The Benchmark Script Logic:
The script measured Key Generation, Encryption, Math Operations, and Decryption for 10 different algorithms, including RSA, Paillier, and Elliptic Curve ElGamal.
The Results (Actual IBM i Data):
Speed Champion:Exponential-ElGamal (Add) was the fastest for encryption (0.0023s).
Storage Winner:EllipticCurve-ElGamal produced the smallest ciphertexts.
Anomaly:Benaloh took over 600 seconds for Key Generation, proving it’s unsuitable for this architecture.
Phase 3: Real-World Payroll Simulation
We simulated a secure payroll process: encrypting 8 salaries, summing them homomorphically, and saving the result to the Integrated File System (IFS).
The result just saws one of the most important lessons in a Cryptography POC: The Precision Gap.
The result returned 54901, but the expected math was 54900. This “off-by-one” error isn’t a bug in IBM i or in my Python code; it is a side effect of how Exponential ElGamal handles negative numbers and floating-point logic in some library implementations.

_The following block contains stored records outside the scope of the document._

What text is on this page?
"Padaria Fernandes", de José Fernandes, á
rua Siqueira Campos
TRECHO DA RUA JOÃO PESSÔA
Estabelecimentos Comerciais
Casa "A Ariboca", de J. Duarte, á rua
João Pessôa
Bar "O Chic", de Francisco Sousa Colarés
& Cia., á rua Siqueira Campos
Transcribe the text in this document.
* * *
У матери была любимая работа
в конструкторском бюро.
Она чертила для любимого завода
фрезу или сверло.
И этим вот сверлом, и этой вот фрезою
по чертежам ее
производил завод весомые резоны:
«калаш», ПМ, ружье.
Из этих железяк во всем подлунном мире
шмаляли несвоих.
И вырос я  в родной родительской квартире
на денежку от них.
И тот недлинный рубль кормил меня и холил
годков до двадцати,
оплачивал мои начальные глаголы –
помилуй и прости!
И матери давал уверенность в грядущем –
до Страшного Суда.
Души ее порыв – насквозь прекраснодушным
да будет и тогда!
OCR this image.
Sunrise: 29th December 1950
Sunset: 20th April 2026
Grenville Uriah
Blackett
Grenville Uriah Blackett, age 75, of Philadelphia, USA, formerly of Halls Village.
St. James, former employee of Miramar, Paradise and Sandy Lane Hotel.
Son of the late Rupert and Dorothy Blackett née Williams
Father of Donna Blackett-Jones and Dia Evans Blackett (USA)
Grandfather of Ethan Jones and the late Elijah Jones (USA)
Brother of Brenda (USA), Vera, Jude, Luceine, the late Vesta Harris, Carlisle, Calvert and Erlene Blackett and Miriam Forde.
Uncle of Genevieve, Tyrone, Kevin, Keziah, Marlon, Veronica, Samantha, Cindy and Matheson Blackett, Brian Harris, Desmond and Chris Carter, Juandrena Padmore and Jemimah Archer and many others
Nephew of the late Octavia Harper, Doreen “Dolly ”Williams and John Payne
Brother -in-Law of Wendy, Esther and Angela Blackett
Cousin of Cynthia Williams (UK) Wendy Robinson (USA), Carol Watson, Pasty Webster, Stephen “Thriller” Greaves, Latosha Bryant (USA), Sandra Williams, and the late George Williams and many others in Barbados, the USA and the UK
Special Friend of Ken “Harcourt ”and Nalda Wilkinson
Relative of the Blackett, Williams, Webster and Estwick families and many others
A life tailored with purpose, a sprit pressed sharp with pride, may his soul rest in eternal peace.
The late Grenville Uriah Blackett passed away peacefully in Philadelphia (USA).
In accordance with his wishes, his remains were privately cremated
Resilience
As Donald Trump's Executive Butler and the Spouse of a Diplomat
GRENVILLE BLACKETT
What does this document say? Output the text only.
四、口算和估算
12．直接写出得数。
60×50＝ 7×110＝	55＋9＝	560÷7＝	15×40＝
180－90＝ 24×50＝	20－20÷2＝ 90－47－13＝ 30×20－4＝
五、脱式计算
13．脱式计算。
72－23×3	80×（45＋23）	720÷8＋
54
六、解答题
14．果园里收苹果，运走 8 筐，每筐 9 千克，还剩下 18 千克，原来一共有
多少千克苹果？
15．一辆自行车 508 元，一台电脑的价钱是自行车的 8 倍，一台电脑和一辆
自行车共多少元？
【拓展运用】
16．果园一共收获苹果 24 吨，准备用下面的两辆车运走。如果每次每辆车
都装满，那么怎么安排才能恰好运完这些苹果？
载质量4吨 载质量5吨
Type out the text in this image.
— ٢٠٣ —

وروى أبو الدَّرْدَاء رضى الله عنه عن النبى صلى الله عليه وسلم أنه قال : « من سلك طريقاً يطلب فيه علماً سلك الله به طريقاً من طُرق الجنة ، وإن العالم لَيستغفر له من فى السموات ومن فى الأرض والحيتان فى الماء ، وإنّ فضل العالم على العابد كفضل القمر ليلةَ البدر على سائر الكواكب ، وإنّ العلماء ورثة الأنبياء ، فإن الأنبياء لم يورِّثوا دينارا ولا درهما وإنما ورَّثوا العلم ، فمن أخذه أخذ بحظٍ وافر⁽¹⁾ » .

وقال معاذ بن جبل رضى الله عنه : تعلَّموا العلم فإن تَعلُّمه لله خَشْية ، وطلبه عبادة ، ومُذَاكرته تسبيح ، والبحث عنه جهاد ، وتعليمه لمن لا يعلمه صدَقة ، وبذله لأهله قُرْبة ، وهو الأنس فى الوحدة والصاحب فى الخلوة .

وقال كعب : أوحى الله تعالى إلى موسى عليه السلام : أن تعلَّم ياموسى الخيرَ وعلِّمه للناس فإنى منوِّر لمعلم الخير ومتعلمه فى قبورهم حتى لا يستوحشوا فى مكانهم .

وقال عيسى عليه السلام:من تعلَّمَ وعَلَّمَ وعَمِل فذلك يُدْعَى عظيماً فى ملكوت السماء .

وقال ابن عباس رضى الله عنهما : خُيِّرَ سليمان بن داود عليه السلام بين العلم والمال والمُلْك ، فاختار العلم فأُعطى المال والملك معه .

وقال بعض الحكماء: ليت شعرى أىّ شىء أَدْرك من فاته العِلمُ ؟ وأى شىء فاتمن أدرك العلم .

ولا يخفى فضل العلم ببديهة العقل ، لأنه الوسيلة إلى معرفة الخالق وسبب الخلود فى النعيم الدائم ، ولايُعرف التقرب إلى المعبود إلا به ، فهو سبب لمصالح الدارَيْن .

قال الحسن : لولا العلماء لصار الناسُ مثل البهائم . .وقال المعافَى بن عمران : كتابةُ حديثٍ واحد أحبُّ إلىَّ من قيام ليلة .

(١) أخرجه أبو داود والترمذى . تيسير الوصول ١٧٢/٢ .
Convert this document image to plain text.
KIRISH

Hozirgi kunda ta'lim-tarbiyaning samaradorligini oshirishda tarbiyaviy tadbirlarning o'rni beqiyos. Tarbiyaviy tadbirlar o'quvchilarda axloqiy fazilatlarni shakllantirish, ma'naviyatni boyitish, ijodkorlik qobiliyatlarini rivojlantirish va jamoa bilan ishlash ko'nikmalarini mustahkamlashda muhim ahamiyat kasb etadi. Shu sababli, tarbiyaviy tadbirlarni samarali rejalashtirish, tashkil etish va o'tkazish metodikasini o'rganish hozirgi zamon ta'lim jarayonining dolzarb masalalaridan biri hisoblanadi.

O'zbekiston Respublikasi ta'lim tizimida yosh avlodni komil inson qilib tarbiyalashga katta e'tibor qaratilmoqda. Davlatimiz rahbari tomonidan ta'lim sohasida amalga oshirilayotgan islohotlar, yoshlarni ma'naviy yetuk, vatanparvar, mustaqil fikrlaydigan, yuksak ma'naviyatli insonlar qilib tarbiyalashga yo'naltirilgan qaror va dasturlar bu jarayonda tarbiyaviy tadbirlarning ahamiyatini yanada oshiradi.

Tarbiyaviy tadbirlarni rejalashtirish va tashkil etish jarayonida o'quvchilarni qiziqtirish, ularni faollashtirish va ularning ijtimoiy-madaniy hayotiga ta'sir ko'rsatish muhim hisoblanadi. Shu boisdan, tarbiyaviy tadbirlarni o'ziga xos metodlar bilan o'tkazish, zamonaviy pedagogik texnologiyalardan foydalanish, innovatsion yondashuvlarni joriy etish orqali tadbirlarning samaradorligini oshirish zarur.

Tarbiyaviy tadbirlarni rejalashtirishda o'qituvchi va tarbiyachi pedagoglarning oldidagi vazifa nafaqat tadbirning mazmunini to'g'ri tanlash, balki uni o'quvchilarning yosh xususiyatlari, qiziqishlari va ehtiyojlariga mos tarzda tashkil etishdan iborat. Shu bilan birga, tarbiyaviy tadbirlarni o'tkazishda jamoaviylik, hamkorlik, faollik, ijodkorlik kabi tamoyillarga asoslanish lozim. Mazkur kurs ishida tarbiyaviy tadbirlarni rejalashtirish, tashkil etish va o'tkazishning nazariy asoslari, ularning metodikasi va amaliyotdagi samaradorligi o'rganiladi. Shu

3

The “Hidden” Floating Point Issue
The Negative Number “Mapping”
Discrete Logarithm “Approximation”
To get 100% precision on IBM i, we must stick strictly to Integer Math.
The Fix: Instead of thinking in “Tax Rates” (1.10), think in “Cents” or “Basis Points.”
4. Key Observations & Findings
The “Discrete Log” Bottleneck
A major discovery during the Exponential-ElGamal test was the Decryption Gap:
Encryption Time: 0.0199s
Decryption Time: 1.3680s
Reason: Additive ElGamal requires the system to “search” for the plaintext answer (the Discrete Logarithm Problem). While encryption is instant, decryption takes longer as the total value increases.
Data Persistence
We confirmed that ciphertexts are not just temporary memory objects. By using Python’s pickle module, we successfully converted encrypted objects into binary blobs and stored them in /home/user/payroll_vault.dat. These files can be read back by a separate job later, mimicking a real-world batch processing cycle.
payroll_vault.dat (encrypted data)
payroll_vault.dat (hex value)
In this script, the cs object contains both the public and private keys. In a real production environment on IBM i:
The Public Key would be stored on the partition that encrypts.
The Private Key would be stored on a highly restricted partition or a secure “Vault” job that only runs when a CFO authorizes a decryption.
5. Limitations & Constraints
Memory Footprint: Ciphertexts are significantly larger than plaintexts. A 4-byte integer can become a 512-byte encrypted blob.
Dependency Management: Libraries like pandas are difficult to install on IBM i Python 3.9 due to C-extension requirements. We successfully bypassed this using the tabulate library for reporting.
CPU Spikes: Intensive modular exponentiation will cause momentary CPU spikes on the partition.
6. Final Outcome
We proved that an IBM i developer can secure sensitive data columns using PHE with minimal latency for math operations. By choosing Exponential-ElGamal for speed or Paillier for mathematical reliability, organizations can perform analytics on sensitive data without ever “opening” the envelope containing the actual values.
7. What’s Next?
To take this from POC to advanced concepts, the next steps may include:
Db2 Integration: Wrapping these Python scripts into an external stored procedure to be called directly via SQL.
Key Management: Moving keys from Python scripts into a secure IBM i Validation List (*VLDL) or a hardware security module.
Advanced Calculations: Perform advanced calculations in ElGamal, To do “Advanced” math, we can use a combination of Homomorphic Operations and Plaintext Constants.